To answer your questions: yes, that is the negation of Zorn’s Lemma. You can write Zorn’s Lemma as:

If (for all $T\subseteq P$

(If $T$ is totally ordered,

then there exists $y_T\in P$ such that $x\leq y_T$ for all $x\in T$))

then

(there exists $m\in P$ such that

(for all $y\in P$

(if $m\leq y$

then $m=y$))).

The negation of “if $P$ then $Q$” is “$P$ and not($Q$)”. So the negation of Zorn’s Lemma would be

For all $T\subseteq P$

(if $T$ is totally ordered,

then there exists $y_T\in P$ such that $x\leq y_T$ for all $x\in T$)

and (for all $m\in P$

(there exists $y\in P$ such that

$m\leq y$ and $m\neq y$)).

The last, “$m\leq y$ and $m\neq y$” is the same as $m<y$. So the latter clause reads: for every element of $P$ there is an element of $P$ that is strictly greater than it.

The idea of the proof is: since the empty set is a totally ordered set and has an upper bound, $P$ is not empty. Say $a_1$. But $a_1$ is not maximal, so there exists $a_2>a_1$. But $a_2$ is not maximal, so there exists $a_3>a_2$. “Continuing this way” (Choice, since it involves infinitely many choices) we get $a_1<a_2<a_3<\cdots$; let $T=\{a_1,a_2,\ldots\}$. This is totally ordered, so it has an upper bound $a_{\omega}$. This is not maximal, so there is $a_{\omega+1}>a_{\omega}$. “Continuing this way” (Choice) you keep going and going and going and going.
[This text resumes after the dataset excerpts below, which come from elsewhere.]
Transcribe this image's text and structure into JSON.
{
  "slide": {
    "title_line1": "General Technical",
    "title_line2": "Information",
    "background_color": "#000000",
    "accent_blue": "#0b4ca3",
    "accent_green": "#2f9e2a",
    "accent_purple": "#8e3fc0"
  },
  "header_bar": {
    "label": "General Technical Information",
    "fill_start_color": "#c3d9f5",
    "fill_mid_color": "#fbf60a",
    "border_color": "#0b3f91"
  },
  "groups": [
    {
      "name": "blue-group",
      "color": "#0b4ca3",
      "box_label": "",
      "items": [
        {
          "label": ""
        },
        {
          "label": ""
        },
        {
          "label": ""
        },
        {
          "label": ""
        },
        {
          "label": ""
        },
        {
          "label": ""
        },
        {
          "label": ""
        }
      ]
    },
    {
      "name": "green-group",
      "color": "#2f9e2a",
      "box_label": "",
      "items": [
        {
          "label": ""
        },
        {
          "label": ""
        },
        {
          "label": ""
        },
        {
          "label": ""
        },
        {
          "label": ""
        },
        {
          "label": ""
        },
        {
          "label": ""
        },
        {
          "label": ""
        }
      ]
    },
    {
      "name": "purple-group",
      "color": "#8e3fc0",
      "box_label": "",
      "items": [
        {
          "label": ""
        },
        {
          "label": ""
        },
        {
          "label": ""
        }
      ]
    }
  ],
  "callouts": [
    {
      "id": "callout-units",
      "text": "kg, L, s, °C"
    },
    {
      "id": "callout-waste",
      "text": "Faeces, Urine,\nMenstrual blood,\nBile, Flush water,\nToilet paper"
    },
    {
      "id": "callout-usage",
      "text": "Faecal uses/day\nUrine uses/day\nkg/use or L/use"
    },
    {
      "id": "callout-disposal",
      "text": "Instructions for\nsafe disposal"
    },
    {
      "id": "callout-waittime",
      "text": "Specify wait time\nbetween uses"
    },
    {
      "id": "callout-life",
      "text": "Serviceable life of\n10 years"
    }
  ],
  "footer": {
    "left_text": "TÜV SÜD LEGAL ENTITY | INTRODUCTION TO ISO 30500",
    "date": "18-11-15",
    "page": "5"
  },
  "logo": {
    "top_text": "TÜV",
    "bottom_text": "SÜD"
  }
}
Using some technical set theoretic machinery, you can then guarantee that you “keep going” past countability and really past any set size. So this would allow you find a collection of elements of $P$ that is strictly larger (in the sense of cardinality) than $P$ itself. This is of course impossible, leading to the contradiction.

The “ordinals” are types of well-ordered sets, and they are the generalization of natural numbers. They allow you to define “inductions” that go past the natural numbers and through to other infinite well-ordered sets as indices.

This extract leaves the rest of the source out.